Barbara Rose’s loft, on Sullivan Street, with its mirror-filled walls, soft-gray carpeting, curved black sofa, mirror-topped coffee table, abstract and Oriental art, and fur-covered bed, looks more like a Park Avenue co-op than like a downtown living space, and Barbara Rose herself—a thin, pretty, somewhat jumpy woman of around fifty, with apricot-colored hair and wearing a loose, stylish light-blue wool dress and high heels—has a decided uptown aspect. When I arrive, she is talking on the telephone, and throughout my visit the telephone (which she sets to have answered by machine) rings frequently, with a discreet, rasping electronic sound. Barbara Rose’s speech puts me in mind of simultaneous translation: she speaks very rapidly and a bit remotely, as if dealing with someone else’s text. Since leaving Artforum, she has taught art history at several universities, has been a museum curator, and has written art criticism for Partisan Review, Art in America, and Vogue. “The art world today is not a serious world,” she says. “Art today is an aspect of decor, of entertainment. It’s like gourmet food. In the sixties, I would invite people over—I was married to Frank Stella then—and there would be raging fights. Of course, people like Barnett Newman and Ad Reinhardt were alive then. They were major intellectuals. There’s nobody like them today. There are a few artists who are intellectuals, but most artists have become professionals. They’re like cloak-and-suiters—they make this product, it’s the thing they do. It’s not about the agony and the ecstasy, or whatever, anymore; it’s middle-class, it’s bourgeois. There used to be a sharp demarcation between the bourgeois world and the art world. The bourgeois world was Other, its values were Other. You didn’t have anything to do with these people; you didn’t see them socially, you certainly didn’t have dinner with them. But now that’s all artists want to do—be invited to fancy restaurants and discotheques. And there are all those people from the suburbs. How do they get a foothold in Manhattan? They get involved with art. They’re out there in New Jersey and Long Island collecting Major Works. And all those ladies running around wit
h—you know—the briefcases and the slides. The people who are talking about art today are the people who twenty years ago were talking about—What were those people talking about twenty years ago? They were talking about big cars. I find the art world today very much like suburbia, and I’m not interested in the values of suburbia or its lifestyle or its aspirations. I left suburbia many years ago, and I don’t want to go back.

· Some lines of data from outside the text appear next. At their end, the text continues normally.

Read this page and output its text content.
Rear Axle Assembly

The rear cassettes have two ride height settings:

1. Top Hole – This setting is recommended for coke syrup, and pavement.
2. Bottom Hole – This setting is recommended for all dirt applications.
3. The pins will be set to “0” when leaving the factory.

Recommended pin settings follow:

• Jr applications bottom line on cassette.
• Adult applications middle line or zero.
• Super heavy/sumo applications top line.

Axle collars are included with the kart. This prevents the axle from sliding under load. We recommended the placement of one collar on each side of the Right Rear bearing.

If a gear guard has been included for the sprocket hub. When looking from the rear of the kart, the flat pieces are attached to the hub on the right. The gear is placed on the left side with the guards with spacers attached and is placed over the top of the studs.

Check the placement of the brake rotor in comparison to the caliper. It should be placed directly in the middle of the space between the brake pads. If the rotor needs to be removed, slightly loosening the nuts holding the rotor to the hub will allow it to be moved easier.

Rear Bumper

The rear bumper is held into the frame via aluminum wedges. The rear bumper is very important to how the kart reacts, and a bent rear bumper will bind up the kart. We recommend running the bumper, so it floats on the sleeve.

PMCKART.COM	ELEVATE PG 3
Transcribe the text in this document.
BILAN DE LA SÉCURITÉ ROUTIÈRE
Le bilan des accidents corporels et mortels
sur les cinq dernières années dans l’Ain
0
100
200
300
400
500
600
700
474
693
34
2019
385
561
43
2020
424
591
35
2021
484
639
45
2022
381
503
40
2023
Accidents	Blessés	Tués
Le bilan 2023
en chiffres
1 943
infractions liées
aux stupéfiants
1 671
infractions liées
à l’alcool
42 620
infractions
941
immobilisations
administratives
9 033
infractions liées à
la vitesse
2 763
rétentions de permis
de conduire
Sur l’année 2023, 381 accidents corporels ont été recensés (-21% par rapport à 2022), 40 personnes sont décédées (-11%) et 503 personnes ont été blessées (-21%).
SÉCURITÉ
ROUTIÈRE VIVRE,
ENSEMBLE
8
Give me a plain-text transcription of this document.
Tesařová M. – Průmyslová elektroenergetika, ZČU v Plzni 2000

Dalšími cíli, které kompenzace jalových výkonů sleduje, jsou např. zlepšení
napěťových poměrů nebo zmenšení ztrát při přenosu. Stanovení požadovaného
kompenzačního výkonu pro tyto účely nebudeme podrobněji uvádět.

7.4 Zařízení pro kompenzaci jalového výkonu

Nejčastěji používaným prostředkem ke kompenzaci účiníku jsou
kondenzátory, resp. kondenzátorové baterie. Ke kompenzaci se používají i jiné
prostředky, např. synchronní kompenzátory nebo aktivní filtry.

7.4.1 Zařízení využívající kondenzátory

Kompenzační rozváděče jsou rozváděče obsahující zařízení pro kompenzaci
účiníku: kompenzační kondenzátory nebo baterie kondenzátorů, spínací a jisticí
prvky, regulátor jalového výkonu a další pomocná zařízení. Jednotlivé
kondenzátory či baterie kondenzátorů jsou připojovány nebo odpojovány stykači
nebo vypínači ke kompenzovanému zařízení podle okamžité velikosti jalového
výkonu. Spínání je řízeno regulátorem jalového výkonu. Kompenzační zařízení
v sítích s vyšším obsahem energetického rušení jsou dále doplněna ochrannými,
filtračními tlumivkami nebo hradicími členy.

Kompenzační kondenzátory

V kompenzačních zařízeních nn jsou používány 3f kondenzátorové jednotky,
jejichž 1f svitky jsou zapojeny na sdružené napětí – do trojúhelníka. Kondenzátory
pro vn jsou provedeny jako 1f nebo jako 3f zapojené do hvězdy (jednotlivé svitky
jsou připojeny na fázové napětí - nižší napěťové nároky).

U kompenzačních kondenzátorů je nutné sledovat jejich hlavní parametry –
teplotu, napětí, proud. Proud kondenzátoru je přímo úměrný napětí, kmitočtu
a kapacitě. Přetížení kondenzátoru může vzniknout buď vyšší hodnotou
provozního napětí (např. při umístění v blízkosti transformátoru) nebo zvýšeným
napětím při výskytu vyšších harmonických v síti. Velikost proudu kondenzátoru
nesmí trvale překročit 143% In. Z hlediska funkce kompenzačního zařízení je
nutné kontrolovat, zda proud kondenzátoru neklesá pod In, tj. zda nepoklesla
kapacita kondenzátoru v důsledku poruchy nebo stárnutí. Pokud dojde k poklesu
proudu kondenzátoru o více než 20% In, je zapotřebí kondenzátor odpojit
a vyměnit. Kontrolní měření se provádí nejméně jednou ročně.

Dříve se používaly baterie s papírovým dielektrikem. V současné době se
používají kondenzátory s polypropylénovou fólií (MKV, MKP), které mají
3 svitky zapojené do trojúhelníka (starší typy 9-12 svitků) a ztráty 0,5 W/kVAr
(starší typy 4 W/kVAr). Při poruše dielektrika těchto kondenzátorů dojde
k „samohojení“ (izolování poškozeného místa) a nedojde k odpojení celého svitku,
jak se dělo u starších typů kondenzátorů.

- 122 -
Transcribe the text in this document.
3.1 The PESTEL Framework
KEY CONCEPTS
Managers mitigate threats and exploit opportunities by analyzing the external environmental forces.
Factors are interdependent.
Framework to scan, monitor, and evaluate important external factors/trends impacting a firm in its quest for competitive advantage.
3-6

“At Artforum in the sixties and seventies, we were talking to each other and we were talking to a group of artists who could understand us—Robert Morris, Donald Judd, Claes Oldenburg, Jasper Johns, the remaining abstract expressionists. They were people of high intellectual caliber—I mean major intellectuals, not dodos. We had all been formed by the same educational process. We were all trained art historians, and we all had a background in philosophy and aesthetics. We knew what we were talking about. Annette and Max and I had been pupils of Meyer Schapiro at Columbia, and Michael Fried and Rosalind had been at Harvard. Frank and Michael, who were undergraduates at Princeton together, went to hear Clement Greenberg lecture, and they were converted immediately to the Greenberg doctrine because it offered a coherent way of looking at art. Nothing else did. Harold Rosenberg wrote, but nobody serious took him seriously—it was sociology; it wasn’t art criticism. It had nothing to do with aesthetics, it had no background in art history, it was off the top of the head. It was fine for a general audience, but for people who had been trained in aesthetics and art history it seemed very hollow, and it had nothing whatever to do with actually looking at art. Whereas Greenberg looked at art. Now, he was a strict formalist, but he really shone in comparison with Harold, particularly at that time. We were all very impressed by Wittgenstein and by Anglo-American philosophy and by linguistic analysis and the verification principle—by that school of philosophy, which fitted perfectly with Greenberg’s way of thinking—and Harold just simply didn’t seem to have any philosophical underpinning to his thinking.